Secondly, James described how he has developed a digital skills assessment tool which will shortly be launching, which focuses on “trying to develop the digital literacy of the entire workforce at scale. There are six broad domains, including things like basic digital safety, but also things like communications, learning and teaching, content creation and so on.”

The tool asks 32 questions with two dimensions. James provided an example: “Where do you think your job requires you to be and where do you think you’re at? The deficit between those two assessments points you through the tool to a set of learning products that are focused explicitly and uniquely on your needs.”

Achieving and measuring success within the digital readiness work

It’s always been difficult to measure impact, James noted. “As you get more specific it becomes easier, but it’s still very hard. Ultimately, through our digital readiness education work, we aim to deliver more value through the health and care system tomorrow than we did today.”

“Value” he added, “is described in the NHS’s Five Year Forward view and other policy documents through four areas; patient outcomes, population health, cash releasing benefits or efficiency criteria, or workforce satisfaction, and we want our contributions to add to at least one of the four areas.”

As part of the digital health leadership programme a chief information officer is supported with a learning module. “They are involved in one of the six modules, the one that is all about user-centred design. They spend their time developing a product that actually meets user needs rather than failing to do so,” James said.

He noted that this can often be a major contributor to failure in digitally delivered solutions. “Not concentrating on user needs and instead concentrating on perceived needs, guest needs or just organisational needs means that products end up not delivering value.”

What success looks like

For James, success in the future means that we can stop using the word digital. “Someone once said that there aren’t IT projects anymore, there are just change projects. I think that’s true.”

At the moment, James believes that the word still has value. “It’s still useful in terms of describing a change of philosophy and a certain approach,” he said, one where we can move to a more user-centred, iterative, devolved and trusting world with less hierarchies in place.

“Digitally mediated change is just a part of every single change that we undertake anyway,” he said. “When it becomes commonplace, when it’s just the way we do it – that’s when success has really hit home.”

When you can measure the value that you provide, he said, it should become a habit to measure the impact of each service and to empower the people running those services to improve on that value.

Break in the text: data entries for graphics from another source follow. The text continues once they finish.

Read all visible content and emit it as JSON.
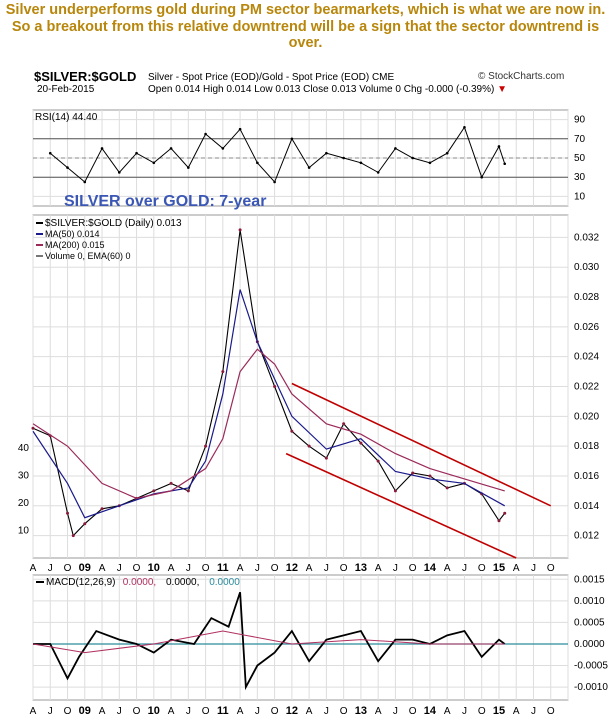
{
  "headline": "Silver underperforms gold during PM sector bearmarkets, which is what we are now in. So a breakout from this relative downtrend will be a sign that the sector downtrend is over.",
  "header": {
    "symbol": "$SILVER:$GOLD",
    "description": "Silver - Spot Price (EOD)/Gold - Spot Price (EOD) CME",
    "brand": "© StockCharts.com",
    "date": "20-Feb-2015",
    "quote": "Open 0.014  High 0.014  Low 0.013  Close 0.013  Volume 0  Chg -0.000 (-0.39%)",
    "chg_arrow": "▼"
  },
  "colors": {
    "price": "#000000",
    "price_candles": "#8b1a3a",
    "ma50": "#1a1a8c",
    "ma200": "#9b2a5a",
    "channel": "#c00000",
    "rsi": "#000000",
    "macd": "#000000",
    "signal": "#b03060",
    "histogram": "#2a8c9c",
    "annotation": "#3b57b5",
    "headline": "#b8860b"
  },
  "chart_data": [
    {
      "type": "line",
      "panel": "rsi",
      "legend": [
        "RSI(14) 44.40"
      ],
      "ylim": [
        0,
        100
      ],
      "yticks": [
        10,
        30,
        50,
        70,
        90
      ],
      "reference_lines": [
        30,
        70
      ],
      "series": [
        {
          "name": "RSI(14)",
          "x": [
            "2008-07",
            "2008-10",
            "2009-01",
            "2009-04",
            "2009-07",
            "2009-10",
            "2010-01",
            "2010-04",
            "2010-07",
            "2010-10",
            "2011-01",
            "2011-04",
            "2011-07",
            "2011-10",
            "2012-01",
            "2012-04",
            "2012-07",
            "2012-10",
            "2013-01",
            "2013-04",
            "2013-07",
            "2013-10",
            "2014-01",
            "2014-04",
            "2014-07",
            "2014-10",
            "2015-01",
            "2015-02"
          ],
          "values": [
            55,
            40,
            25,
            60,
            35,
            55,
            45,
            60,
            40,
            75,
            60,
            80,
            45,
            25,
            70,
            40,
            55,
            50,
            45,
            35,
            60,
            50,
            45,
            55,
            82,
            30,
            62,
            44
          ]
        }
      ]
    },
    {
      "type": "line",
      "panel": "price",
      "legend": [
        "$SILVER:$GOLD (Daily) 0.013",
        "MA(50) 0.014",
        "MA(200) 0.015",
        "Volume 0, EMA(60) 0"
      ],
      "annotation": "SILVER over GOLD: 7-year",
      "x_ticks": [
        "A",
        "J",
        "O",
        "09",
        "A",
        "J",
        "O",
        "10",
        "A",
        "J",
        "O",
        "11",
        "A",
        "J",
        "O",
        "12",
        "A",
        "J",
        "O",
        "13",
        "A",
        "J",
        "O",
        "14",
        "A",
        "J",
        "O",
        "15",
        "A",
        "J",
        "O"
      ],
      "yticks": [
        0.012,
        0.014,
        0.016,
        0.018,
        0.02,
        0.022,
        0.024,
        0.026,
        0.028,
        0.03,
        0.032
      ],
      "ylim": [
        0.0105,
        0.0335
      ],
      "volume_ticks": [
        10,
        20,
        30,
        40
      ],
      "series": [
        {
          "name": "$SILVER:$GOLD",
          "x": [
            "2008-04",
            "2008-07",
            "2008-10",
            "2008-11",
            "2009-01",
            "2009-04",
            "2009-07",
            "2009-10",
            "2010-01",
            "2010-04",
            "2010-07",
            "2010-10",
            "2011-01",
            "2011-04",
            "2011-07",
            "2011-10",
            "2012-01",
            "2012-04",
            "2012-07",
            "2012-10",
            "2013-01",
            "2013-04",
            "2013-07",
            "2013-10",
            "2014-01",
            "2014-04",
            "2014-07",
            "2014-10",
            "2015-01",
            "2015-02"
          ],
          "values": [
            0.0192,
            0.0187,
            0.0135,
            0.012,
            0.0128,
            0.0138,
            0.014,
            0.0145,
            0.015,
            0.0155,
            0.015,
            0.018,
            0.023,
            0.0325,
            0.025,
            0.022,
            0.019,
            0.018,
            0.0172,
            0.0195,
            0.0182,
            0.017,
            0.015,
            0.0162,
            0.016,
            0.0152,
            0.0155,
            0.0148,
            0.013,
            0.0135
          ]
        },
        {
          "name": "MA(50)",
          "x": [
            "2008-04",
            "2008-10",
            "2009-01",
            "2009-07",
            "2010-01",
            "2010-07",
            "2010-10",
            "2011-01",
            "2011-04",
            "2011-07",
            "2011-10",
            "2012-01",
            "2012-07",
            "2013-01",
            "2013-07",
            "2014-01",
            "2014-07",
            "2015-02"
          ],
          "values": [
            0.019,
            0.0155,
            0.0132,
            0.014,
            0.0148,
            0.0152,
            0.017,
            0.0215,
            0.0285,
            0.025,
            0.0225,
            0.02,
            0.0178,
            0.0185,
            0.0163,
            0.0158,
            0.0155,
            0.014
          ]
        },
        {
          "name": "MA(200)",
          "x": [
            "2008-04",
            "2008-10",
            "2009-04",
            "2009-10",
            "2010-04",
            "2010-10",
            "2011-01",
            "2011-04",
            "2011-07",
            "2011-10",
            "2012-01",
            "2012-07",
            "2013-01",
            "2013-07",
            "2014-01",
            "2014-07",
            "2015-02"
          ],
          "values": [
            0.0195,
            0.018,
            0.0155,
            0.0145,
            0.015,
            0.0165,
            0.0185,
            0.023,
            0.0245,
            0.0235,
            0.0215,
            0.0195,
            0.0188,
            0.0175,
            0.0165,
            0.0158,
            0.015
          ]
        }
      ],
      "channel": {
        "upper": {
          "x": [
            "2012-01",
            "2015-10"
          ],
          "values": [
            0.0222,
            0.014
          ]
        },
        "lower": {
          "x": [
            "2011-12",
            "2015-04"
          ],
          "values": [
            0.0175,
            0.0105
          ]
        }
      }
    },
    {
      "type": "line",
      "panel": "macd",
      "legend": [
        "MACD(12,26,9)",
        "0.0000,",
        "0.0000,",
        "0.0000"
      ],
      "yticks": [
        -0.001,
        -0.0005,
        0.0,
        0.0005,
        0.001,
        0.0015
      ],
      "ytick_labels": [
        "-0.0010",
        "-0.0005",
        "0.0000",
        "0.0005",
        "0.0010",
        "0.0015"
      ],
      "ylim": [
        -0.0013,
        0.0016
      ],
      "x_ticks": [
        "A",
        "J",
        "O",
        "09",
        "A",
        "J",
        "O",
        "10",
        "A",
        "J",
        "O",
        "11",
        "A",
        "J",
        "O",
        "12",
        "A",
        "J",
        "O",
        "13",
        "A",
        "J",
        "O",
        "14",
        "A",
        "J",
        "O",
        "15",
        "A",
        "J",
        "O"
      ],
      "series": [
        {
          "name": "MACD",
          "x": [
            "2008-04",
            "2008-07",
            "2008-10",
            "2008-12",
            "2009-03",
            "2009-07",
            "2009-10",
            "2010-01",
            "2010-04",
            "2010-08",
            "2010-11",
            "2011-02",
            "2011-04",
            "2011-05",
            "2011-07",
            "2011-10",
            "2012-01",
            "2012-04",
            "2012-07",
            "2012-10",
            "2013-01",
            "2013-04",
            "2013-07",
            "2013-10",
            "2014-01",
            "2014-04",
            "2014-07",
            "2014-10",
            "2015-01",
            "2015-02"
          ],
          "values": [
            0.0,
            0.0,
            -0.0008,
            -0.0003,
            0.0003,
            0.0001,
            0.0,
            -0.0002,
            0.0001,
            0.0,
            0.0006,
            0.0004,
            0.0012,
            -0.001,
            -0.0005,
            -0.0002,
            0.0003,
            -0.0004,
            0.0001,
            0.0002,
            0.0003,
            -0.0004,
            0.0001,
            0.0001,
            0.0,
            0.0002,
            0.0003,
            -0.0003,
            0.0001,
            0.0
          ]
        },
        {
          "name": "Signal",
          "x": [
            "2008-04",
            "2009-01",
            "2010-01",
            "2011-01",
            "2011-05",
            "2012-01",
            "2013-01",
            "2014-01",
            "2015-02"
          ],
          "values": [
            0.0,
            -0.0002,
            0.0,
            0.0003,
            0.0002,
            0.0,
            0.0001,
            0.0,
            0.0
          ]
        }
      ]
    }
  ]
}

“When we listen to our patients and service users more, when we enable those individuals to take more control of their own health and care – I think that all of these are little indicators that we are on the right track.”

Advice to anyone wanting a career within the NHS

James shared that he also undertakes work with school leavers. “There are two projects that we support, one around university technical colleges and one in partnership with an organisation called Avada,” he said. “They run a programme called Fast Futures and they train every cohort once a quarter or so. They train about 1000 school leavers and university leavers through a bootcamp for digital skills, I sometimes do talks for them. The big thing that I say is that the NHS is not just about doctors and nurses. Every single career is represented somewhere in the NHS.”

If you want to save lives, James said, the NHS is the best place to work. “You can do that as a lorry driver or a porter, as a software developer, as an agilist, as a user-centred designer, an IT helpdesk professional, a knowledge manager, a librarian.”

Over the next few years, he added, “We’re going to see more structure and career paths – more opportunities and recognition for all of these people in digital, data, technology and knowledge services.”

Many thanks to James for sharing his time and thoughts.